Article Text
Statistics from Altmetric.com
In 1988, the UK Departments of Health gave approval for sterile needles and syringes to be made available to injecting drug users, thus obviating their need to inject with used equipment.1 Since then, several hundred needle/syringe exchange schemes have been established, the incidence of HIV among injectors has been extremely low,2 and exchange attenders have been shown to share needles/syringes less frequently than non-attenders.1During the mid-1990s to late 1990s, however, several observations suggested that injecting risk behaviours might be increasing; between 1997 and 1998, reports of acute hepatitis B infections in injectors throughout the UK increased by 50%,2 hepatitis C (HCV) infections were prevalent in young injectors3 and data from Scotland's Drug Misuse Database and England and Wales's unlinked anonymous surveys of injectors showed high rates of needle/syringe sharing.2 We set out to determine the authenticity of these observations by studying sharing behaviours among injectors in Glasgow, a city with one of the highest prevalences of injecting in Western Europe.
Methods and Results
During 1990–1994 and 1999, voluntary, anonymous, cross sectional surveys of Glasgow's injectors were performed to determine their prevalence of HIV, HCV and associated risk behaviours.3 In the 1990–1994 sweeps of the survey, people were eligible for participation if they had injected drugs in the two months before interview; in 1999 respondents were eligible if they had ever injected since January 1990. A multi-site, community wide, sampling strategy—with respondents drawn from both “in treatment” and “out of treatment” settings—was adopted to minimise selection bias. The questionnaire administered by trained interviewers was standardised across survey years. An assessment was made of changes in needle/syringe sharing over successive cross sectional surveys, using multifactorial logistic regression analyses. Data were analysed using S-PLUS software.
Questionnaires were obtained from 2966 individual injectors (duplicate interviews within and between years were removed before analysis). The sample size was approximately 500 in each year between 1990 and 1994 (table 1); 444 respondents were recruited in 1999 but 54 people were eliminated from the analysis because they had not injected in the two months before interview and were therefore not comparable with the previous samples. Seventy one per cent of the total sample were male and 77% injected at least twice daily; their mean age was 26 years. In the multifactorial regression analyses, after adjusting for behavioural and demographic characteristics (including time since first injection to allow for the shorter injecting careers of those recruited in 1999), a significant decline was observed between years 1990 and 1992, in the risk of reporting injecting with used needles/syringes (a) at least once, (b) at least weekly, (c) with more than one person and (d) with a casual acquaintance, in the previous six months (table 1).
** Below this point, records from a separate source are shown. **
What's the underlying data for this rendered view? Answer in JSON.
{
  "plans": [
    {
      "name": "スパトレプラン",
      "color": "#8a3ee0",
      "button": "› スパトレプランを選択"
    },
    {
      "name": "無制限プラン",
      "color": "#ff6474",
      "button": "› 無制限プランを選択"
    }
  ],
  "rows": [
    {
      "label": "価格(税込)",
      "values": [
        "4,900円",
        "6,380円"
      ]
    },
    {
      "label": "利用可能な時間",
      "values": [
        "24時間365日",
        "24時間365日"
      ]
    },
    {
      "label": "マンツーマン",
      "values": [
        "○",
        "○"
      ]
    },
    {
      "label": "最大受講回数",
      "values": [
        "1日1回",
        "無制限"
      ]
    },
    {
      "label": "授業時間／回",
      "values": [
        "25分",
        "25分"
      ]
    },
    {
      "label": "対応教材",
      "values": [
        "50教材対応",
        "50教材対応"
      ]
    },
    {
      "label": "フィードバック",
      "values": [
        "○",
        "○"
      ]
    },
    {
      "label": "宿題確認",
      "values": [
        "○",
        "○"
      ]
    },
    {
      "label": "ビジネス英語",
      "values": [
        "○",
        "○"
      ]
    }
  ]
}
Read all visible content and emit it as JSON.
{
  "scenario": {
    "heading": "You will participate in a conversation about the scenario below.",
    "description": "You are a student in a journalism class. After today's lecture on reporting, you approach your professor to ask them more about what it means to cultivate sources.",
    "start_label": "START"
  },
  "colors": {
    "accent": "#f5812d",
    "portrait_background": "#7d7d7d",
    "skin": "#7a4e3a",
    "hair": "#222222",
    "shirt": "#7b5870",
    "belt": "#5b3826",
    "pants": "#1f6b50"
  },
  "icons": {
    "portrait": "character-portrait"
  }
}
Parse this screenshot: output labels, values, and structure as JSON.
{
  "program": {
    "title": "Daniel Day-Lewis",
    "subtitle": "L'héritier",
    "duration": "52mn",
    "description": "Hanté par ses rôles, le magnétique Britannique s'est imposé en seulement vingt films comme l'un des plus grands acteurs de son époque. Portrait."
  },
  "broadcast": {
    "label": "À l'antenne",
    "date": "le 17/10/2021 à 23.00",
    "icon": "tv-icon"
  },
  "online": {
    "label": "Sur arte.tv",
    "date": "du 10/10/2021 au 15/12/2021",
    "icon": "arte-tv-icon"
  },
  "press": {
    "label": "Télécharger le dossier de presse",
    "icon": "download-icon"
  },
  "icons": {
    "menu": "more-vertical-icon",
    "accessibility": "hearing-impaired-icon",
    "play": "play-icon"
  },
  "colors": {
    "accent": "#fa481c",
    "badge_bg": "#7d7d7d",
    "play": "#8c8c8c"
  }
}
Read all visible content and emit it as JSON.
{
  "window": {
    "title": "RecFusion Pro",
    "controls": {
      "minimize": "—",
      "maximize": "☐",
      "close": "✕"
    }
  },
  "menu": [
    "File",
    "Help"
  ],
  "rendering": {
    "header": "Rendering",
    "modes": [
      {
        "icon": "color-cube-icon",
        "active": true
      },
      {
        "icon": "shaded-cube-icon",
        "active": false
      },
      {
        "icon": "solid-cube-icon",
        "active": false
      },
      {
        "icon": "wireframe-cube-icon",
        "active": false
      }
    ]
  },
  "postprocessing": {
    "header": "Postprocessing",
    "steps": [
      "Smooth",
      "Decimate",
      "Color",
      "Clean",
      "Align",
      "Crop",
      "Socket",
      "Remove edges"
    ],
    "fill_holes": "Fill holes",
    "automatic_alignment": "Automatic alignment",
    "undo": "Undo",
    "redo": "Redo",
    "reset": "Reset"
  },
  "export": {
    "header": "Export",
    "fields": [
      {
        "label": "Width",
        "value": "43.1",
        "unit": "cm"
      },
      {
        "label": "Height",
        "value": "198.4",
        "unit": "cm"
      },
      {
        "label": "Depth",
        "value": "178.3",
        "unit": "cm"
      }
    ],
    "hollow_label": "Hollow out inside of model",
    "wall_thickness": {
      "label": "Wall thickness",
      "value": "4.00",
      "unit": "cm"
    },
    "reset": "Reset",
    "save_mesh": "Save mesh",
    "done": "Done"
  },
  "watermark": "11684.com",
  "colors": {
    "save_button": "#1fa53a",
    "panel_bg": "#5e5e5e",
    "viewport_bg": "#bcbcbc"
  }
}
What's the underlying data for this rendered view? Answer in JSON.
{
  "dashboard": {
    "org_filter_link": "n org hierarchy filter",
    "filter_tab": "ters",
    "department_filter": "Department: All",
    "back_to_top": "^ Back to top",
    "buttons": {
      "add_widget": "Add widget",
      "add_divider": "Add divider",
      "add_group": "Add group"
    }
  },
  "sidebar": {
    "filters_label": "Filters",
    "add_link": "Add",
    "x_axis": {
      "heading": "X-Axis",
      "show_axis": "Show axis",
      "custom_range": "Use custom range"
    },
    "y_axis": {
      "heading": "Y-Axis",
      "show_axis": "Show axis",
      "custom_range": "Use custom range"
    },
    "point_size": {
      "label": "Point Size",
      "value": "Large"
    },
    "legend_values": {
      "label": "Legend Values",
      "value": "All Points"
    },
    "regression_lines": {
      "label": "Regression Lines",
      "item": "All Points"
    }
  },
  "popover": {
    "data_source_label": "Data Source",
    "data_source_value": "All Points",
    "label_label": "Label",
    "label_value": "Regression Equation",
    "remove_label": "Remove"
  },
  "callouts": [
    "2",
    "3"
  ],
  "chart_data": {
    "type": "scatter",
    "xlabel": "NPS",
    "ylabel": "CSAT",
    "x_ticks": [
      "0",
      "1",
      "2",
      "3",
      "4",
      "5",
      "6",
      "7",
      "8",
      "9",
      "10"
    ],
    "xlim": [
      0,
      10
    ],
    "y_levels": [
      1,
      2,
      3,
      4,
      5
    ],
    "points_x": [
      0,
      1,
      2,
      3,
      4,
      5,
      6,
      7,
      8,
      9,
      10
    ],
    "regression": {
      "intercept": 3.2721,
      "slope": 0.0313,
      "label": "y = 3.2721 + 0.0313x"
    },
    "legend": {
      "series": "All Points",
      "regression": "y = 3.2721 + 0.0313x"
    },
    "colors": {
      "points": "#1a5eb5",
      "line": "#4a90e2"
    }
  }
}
There was also a significantly increased risk of reporting behaviours (a–d) between 1992 and 1999 (table 1).
Characteristics and trends in injecting risk behaviour of 2966 current injecting drug users recruited during a series of cross sectional surveys in Glasgow 1990–1999
Discussion
Throughout the 1990s the Greater Glasgow Health Board developed the city's needle/syringe exchange services for its estimated 6000–8500 injectors4; the numbers of needles/syringes distributed to injectors increased from 136 900 in 1990 to 238 500 in 1992, 238 926 in 1994, 383 870 in 1998 and 787 524 in 1999. Despite this increase in the provision of injecting equipment, particularly in the late 1990s, needle/syringe sharing—as measured by several parameters and adjusting for behavioural and demographic characteristics, including time since first injection—increased significantly between 1991 and 1999. These observations confirm other less robust indicators of increased sharing activity and are cause for considerable concern. Conditions for the frequent transmission of HCV and HBV, and a resurgence of HIV, among injectors are extremely favourable. The reasons why such risks are being taken by a generation of injectors that are different from that of the mid-1980s, need to be elucidated and tackled accordingly. The provision of sterile injecting equipment is essential in preventing the spread of bloodborne infections; however, unless injectors also fully appreciate the dangers of needles/syringe sharing, their preventive effectiveness will be severely attenuated. The Italian experience of the early 1980s5—when epidemic spread of HIV, HCV and HBV affected tens of thousands of injectors who had no difficulties in accessing sterile needles and syringes—is a salutary warning.
Footnotes
-
Funding: this study was supported by grant number SPG8913894 from the Medical Research Council and by the Common Services Agency.
-
Conflicts of interest: none.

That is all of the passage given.